Urban Miners started selling second-hand computers and phones last year as part of their mission to repair, repurpose and recycle e-waste in Waipā. Volunteer Alan van Niekerk talks about the unprecedented demand for these refurbished goods and how the work that Urban Miners do meshes with his own values.

Not long after Urban Miners started collecting e-waste in Waipā, they realised that many of the laptops, computers and cell phones handed in for recycling were still in working order and could potentially be used for several more years.

As the pile of these devices grew, Urban Miners decided to see if there was any interest from the community in buying these items once they had been refurbished by a team of inhouse experts.

Volunteer Alan van Niekerk, who champions the Urban Miners market stall, says “We weren’t sure how it was going to go or whether there’d be a market for second-hand electronic equipment.”

Initial doubts were quickly dispelled as people turned up in droves to support the stall, including parents wanting affordable laptops for their school kids, older folk looking for smaller devices, or farmers after a second laptop for the milking shed.

Alan comments “I think it’s brilliant because it means that you get another 3 or 4 years out of them [electronic devices] and stop them from going to landfill.”

After a successful debut at the Tamahere Market in 2022, Urban Miners shifted the stall to the Cambridge Lions Market this year to be closer to home.

According to Alan the move has been a revelation. “I mean the first day it was miserable weather. That was one of the better days ever for us, and the second day was exceptional. We sold everything, all the laptops, and people kept on coming!”

The stall has also made Urban Miners more visible in the community and raised awareness about recycling e-waste.

“That’s one of the other benefits of the market really, is the amount of people saying they had no idea what we were doing” says Alan. Yet after visiting the stall, people have gone away and thought about it and started recycling their e-waste with Urban Miners.

Alan, originally from South Africa, works as a business unit manager for a global construction company. When he first heard about the voluntary work that Urban Miners was doing, it instantly appealed to him.

“First of all for the hands-on approach, which is physical collecting and processing and breaking down [of e-waste], and that to me makes sense. It’s a world I understand, but it’s also doing something to give back to the community and this country that has been very good to me.”

“Construction can be a dirty business and one that doesn’t necessarily preserve environments. It’s all about development and improving things for mankind but not necessarily for the future of our children. So this felt right to me. It was a way of making a contribution.”

Like many other corporations, Alan’s employer is starting to recognise the importance of sustainability and now require company laptops to be used for a minimum of 6 rather than 4 years.

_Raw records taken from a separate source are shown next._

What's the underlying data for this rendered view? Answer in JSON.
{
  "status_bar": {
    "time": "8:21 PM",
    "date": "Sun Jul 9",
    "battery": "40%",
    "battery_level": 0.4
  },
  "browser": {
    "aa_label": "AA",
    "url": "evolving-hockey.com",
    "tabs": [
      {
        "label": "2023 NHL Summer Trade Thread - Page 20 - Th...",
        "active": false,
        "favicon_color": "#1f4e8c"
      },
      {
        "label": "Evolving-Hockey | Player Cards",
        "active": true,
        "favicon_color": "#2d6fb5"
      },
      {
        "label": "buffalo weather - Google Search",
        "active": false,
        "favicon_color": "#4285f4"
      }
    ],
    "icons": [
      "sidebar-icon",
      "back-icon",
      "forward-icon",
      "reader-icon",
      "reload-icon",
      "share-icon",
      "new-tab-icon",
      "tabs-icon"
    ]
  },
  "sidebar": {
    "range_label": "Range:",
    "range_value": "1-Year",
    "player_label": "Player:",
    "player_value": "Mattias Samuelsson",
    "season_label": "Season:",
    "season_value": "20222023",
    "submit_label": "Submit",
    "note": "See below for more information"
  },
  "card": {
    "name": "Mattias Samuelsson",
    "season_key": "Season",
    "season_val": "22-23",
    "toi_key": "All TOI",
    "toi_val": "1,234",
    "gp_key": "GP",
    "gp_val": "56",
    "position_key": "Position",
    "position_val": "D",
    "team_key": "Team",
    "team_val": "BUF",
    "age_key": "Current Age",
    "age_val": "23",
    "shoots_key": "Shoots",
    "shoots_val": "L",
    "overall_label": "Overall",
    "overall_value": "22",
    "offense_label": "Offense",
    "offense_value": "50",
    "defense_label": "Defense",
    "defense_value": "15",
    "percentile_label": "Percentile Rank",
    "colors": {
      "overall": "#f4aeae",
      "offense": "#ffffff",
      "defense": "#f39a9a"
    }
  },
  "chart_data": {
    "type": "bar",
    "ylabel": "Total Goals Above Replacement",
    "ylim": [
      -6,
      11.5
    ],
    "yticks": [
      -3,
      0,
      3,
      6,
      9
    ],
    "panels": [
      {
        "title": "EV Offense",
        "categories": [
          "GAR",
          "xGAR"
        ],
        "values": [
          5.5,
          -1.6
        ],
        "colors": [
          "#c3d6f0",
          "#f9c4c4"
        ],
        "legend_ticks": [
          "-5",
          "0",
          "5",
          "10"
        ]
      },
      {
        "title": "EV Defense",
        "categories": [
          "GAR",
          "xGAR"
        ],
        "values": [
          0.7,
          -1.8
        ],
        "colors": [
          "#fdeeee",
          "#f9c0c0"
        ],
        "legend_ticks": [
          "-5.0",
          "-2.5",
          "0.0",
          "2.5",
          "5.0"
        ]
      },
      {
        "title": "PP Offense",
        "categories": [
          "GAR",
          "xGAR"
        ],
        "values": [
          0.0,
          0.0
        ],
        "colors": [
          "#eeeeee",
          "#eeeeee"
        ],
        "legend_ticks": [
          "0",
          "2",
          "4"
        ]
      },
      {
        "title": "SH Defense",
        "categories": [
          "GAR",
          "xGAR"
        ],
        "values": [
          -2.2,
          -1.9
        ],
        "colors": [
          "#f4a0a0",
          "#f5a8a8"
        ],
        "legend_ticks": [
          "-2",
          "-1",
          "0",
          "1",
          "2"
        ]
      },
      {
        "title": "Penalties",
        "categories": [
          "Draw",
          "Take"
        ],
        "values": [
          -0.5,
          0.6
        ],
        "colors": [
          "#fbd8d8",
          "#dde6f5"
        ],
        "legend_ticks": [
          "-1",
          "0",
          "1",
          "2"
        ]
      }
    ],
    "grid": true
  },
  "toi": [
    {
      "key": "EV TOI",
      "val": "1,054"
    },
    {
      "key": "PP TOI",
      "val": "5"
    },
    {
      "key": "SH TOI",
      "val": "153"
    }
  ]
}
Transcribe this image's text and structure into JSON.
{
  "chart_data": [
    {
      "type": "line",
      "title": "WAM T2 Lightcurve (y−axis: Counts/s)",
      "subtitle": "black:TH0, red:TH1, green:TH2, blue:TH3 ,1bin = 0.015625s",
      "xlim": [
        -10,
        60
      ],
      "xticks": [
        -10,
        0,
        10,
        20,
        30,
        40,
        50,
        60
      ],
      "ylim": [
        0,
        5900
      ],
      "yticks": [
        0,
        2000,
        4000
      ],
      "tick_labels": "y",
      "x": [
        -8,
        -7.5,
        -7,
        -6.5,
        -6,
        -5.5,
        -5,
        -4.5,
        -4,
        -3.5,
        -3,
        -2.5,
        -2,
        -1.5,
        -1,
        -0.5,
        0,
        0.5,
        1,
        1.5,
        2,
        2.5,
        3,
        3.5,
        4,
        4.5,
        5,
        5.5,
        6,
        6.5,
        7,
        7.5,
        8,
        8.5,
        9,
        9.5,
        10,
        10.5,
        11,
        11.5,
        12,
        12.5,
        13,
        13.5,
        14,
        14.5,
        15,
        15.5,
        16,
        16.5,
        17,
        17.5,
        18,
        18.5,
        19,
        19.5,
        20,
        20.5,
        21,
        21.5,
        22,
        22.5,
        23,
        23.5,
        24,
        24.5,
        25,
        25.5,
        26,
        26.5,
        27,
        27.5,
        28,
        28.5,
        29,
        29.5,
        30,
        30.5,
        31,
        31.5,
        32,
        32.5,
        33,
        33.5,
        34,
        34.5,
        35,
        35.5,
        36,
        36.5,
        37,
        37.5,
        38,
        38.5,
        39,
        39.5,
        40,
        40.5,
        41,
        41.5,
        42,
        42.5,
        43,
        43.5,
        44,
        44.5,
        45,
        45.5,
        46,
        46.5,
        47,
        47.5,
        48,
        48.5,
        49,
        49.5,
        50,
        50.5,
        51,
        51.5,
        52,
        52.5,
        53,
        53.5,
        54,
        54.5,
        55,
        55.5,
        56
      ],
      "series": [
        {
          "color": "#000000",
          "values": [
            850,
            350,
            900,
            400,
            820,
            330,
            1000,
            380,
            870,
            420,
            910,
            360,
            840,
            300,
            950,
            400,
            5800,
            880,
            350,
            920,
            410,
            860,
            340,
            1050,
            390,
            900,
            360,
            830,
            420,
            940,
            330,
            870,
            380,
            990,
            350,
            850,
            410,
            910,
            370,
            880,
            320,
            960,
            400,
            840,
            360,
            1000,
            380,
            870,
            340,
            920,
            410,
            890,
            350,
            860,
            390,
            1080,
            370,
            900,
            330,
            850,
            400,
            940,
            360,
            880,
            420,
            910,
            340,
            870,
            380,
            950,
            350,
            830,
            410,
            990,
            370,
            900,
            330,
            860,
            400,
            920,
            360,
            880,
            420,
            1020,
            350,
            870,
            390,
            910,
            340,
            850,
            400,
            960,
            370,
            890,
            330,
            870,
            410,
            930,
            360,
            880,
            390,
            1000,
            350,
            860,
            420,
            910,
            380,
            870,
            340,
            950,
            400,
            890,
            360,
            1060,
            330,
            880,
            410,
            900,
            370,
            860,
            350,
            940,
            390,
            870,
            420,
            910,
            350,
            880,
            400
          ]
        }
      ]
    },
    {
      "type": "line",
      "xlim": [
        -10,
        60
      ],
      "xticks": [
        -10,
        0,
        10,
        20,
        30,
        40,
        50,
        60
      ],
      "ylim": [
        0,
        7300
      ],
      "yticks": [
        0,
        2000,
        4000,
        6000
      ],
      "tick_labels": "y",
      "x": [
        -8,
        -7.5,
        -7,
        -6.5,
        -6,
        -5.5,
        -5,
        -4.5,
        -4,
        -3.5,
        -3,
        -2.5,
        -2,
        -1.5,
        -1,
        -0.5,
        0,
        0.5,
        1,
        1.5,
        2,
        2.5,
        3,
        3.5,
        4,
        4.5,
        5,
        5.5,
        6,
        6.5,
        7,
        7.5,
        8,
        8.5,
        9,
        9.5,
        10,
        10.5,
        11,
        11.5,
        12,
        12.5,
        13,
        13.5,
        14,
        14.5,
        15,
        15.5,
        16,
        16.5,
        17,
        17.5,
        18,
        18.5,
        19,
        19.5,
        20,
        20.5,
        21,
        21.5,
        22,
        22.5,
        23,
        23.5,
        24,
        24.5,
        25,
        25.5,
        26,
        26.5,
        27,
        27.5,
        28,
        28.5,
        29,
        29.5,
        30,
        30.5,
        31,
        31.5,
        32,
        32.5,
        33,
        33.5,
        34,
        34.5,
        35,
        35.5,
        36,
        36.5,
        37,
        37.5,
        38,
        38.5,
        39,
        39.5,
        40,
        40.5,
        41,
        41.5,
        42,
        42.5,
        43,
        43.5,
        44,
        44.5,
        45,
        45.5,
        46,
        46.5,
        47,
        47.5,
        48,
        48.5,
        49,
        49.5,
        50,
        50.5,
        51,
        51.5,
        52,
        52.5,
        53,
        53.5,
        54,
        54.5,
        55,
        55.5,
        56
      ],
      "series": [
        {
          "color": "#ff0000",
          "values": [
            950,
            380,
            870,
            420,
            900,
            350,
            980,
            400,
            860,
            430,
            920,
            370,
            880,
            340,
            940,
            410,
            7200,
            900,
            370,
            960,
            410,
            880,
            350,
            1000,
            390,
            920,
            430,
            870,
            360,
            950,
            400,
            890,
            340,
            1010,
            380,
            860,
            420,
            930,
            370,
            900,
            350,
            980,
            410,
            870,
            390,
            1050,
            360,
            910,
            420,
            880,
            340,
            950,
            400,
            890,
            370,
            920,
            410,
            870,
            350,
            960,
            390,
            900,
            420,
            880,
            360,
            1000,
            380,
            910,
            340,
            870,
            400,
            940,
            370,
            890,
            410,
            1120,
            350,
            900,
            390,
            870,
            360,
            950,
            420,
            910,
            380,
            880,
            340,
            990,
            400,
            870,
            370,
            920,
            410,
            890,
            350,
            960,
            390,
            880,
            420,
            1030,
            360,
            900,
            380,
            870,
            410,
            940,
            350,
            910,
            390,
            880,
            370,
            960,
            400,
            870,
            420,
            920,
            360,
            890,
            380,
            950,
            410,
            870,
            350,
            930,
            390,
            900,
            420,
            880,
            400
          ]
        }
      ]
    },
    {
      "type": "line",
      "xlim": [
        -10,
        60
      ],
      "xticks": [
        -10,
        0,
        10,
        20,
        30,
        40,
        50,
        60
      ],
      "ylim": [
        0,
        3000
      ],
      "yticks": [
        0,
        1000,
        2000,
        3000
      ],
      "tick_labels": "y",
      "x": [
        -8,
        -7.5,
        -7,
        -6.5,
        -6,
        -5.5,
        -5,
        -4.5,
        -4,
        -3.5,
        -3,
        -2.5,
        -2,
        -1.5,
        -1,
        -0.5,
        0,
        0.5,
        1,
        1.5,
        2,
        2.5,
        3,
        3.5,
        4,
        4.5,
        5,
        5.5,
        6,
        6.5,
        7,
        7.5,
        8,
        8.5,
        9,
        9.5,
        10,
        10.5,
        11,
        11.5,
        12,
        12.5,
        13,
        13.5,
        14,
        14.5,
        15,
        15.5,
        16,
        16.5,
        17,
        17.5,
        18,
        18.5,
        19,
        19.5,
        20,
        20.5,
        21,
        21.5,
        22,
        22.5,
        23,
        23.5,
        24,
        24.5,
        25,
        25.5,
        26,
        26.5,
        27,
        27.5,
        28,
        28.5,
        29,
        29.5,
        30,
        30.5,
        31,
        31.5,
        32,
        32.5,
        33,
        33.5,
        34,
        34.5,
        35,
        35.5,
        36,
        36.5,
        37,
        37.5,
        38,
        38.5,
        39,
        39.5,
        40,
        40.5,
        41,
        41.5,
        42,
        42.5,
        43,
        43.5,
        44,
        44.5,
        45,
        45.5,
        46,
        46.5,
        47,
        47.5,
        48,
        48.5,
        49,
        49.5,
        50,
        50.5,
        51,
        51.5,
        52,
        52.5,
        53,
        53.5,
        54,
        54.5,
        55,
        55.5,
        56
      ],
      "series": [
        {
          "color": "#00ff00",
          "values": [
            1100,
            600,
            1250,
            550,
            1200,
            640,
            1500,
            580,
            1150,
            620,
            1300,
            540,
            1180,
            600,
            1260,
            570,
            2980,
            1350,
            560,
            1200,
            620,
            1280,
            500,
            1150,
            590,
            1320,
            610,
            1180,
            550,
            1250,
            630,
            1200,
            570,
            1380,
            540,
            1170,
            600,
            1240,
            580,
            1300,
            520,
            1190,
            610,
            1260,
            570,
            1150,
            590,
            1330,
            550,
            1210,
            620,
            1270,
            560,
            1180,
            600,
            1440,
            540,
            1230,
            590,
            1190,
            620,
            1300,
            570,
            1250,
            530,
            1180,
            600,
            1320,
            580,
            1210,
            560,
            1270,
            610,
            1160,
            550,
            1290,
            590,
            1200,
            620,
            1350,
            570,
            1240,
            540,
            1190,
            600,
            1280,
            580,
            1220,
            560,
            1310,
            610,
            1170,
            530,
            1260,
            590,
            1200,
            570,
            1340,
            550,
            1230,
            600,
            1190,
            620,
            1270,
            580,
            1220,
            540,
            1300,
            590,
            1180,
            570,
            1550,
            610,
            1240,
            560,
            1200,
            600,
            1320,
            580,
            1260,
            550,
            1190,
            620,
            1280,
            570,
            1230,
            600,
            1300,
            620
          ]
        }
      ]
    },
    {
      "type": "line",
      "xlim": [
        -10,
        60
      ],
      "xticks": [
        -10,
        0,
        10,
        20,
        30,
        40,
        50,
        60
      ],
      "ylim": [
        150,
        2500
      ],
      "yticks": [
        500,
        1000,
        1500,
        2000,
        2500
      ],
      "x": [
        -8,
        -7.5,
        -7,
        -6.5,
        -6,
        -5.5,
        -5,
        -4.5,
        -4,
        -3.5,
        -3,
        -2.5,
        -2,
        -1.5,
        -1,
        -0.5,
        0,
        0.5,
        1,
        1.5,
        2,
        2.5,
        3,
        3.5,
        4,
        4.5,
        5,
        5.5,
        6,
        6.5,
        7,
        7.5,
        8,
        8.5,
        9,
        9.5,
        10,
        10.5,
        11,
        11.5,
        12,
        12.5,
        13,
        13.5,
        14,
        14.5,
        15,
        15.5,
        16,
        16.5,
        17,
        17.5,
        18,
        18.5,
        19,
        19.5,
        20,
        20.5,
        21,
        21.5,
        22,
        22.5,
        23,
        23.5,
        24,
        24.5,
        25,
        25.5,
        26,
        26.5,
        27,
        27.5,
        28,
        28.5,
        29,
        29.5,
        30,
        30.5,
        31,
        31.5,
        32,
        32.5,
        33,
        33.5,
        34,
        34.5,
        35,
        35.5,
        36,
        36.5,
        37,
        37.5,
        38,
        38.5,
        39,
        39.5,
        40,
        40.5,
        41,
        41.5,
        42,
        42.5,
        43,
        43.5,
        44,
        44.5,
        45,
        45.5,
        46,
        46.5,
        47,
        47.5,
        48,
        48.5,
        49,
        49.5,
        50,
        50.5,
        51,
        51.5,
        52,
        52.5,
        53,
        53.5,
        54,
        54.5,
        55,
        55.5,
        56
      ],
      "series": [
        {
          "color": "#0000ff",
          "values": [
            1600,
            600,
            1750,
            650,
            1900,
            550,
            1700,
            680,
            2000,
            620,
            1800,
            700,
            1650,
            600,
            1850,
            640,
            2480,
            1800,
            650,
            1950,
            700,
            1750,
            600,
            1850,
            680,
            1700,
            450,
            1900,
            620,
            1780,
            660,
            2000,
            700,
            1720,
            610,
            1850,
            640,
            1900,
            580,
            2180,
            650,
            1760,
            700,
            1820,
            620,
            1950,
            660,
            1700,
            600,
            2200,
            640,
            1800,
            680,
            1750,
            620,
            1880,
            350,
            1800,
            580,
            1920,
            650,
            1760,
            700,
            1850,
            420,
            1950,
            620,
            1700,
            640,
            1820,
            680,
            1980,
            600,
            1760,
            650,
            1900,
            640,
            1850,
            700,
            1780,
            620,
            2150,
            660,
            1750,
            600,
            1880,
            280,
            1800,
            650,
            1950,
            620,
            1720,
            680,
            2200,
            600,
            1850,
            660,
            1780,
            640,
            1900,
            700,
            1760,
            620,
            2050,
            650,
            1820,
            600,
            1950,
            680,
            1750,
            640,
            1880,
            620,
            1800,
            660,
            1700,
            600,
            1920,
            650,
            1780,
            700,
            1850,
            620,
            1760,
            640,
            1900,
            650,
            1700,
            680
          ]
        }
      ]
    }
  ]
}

“To produce one laptop, it takes 400 tonnes of material which has to be dug out of the ground, processed and which generates all sorts of waste and pollution. It’s insane! So that’s a big difference if they get another 50% of life out of each device they’re using. And I’m sharing what’s happening with Urban Miners with my company and they’re loving it!”


“To produce one laptop, it takes 400 tonnes of material which has to be dug out of the ground, processed and which generates all sorts of waste and pollution. It’s insane!”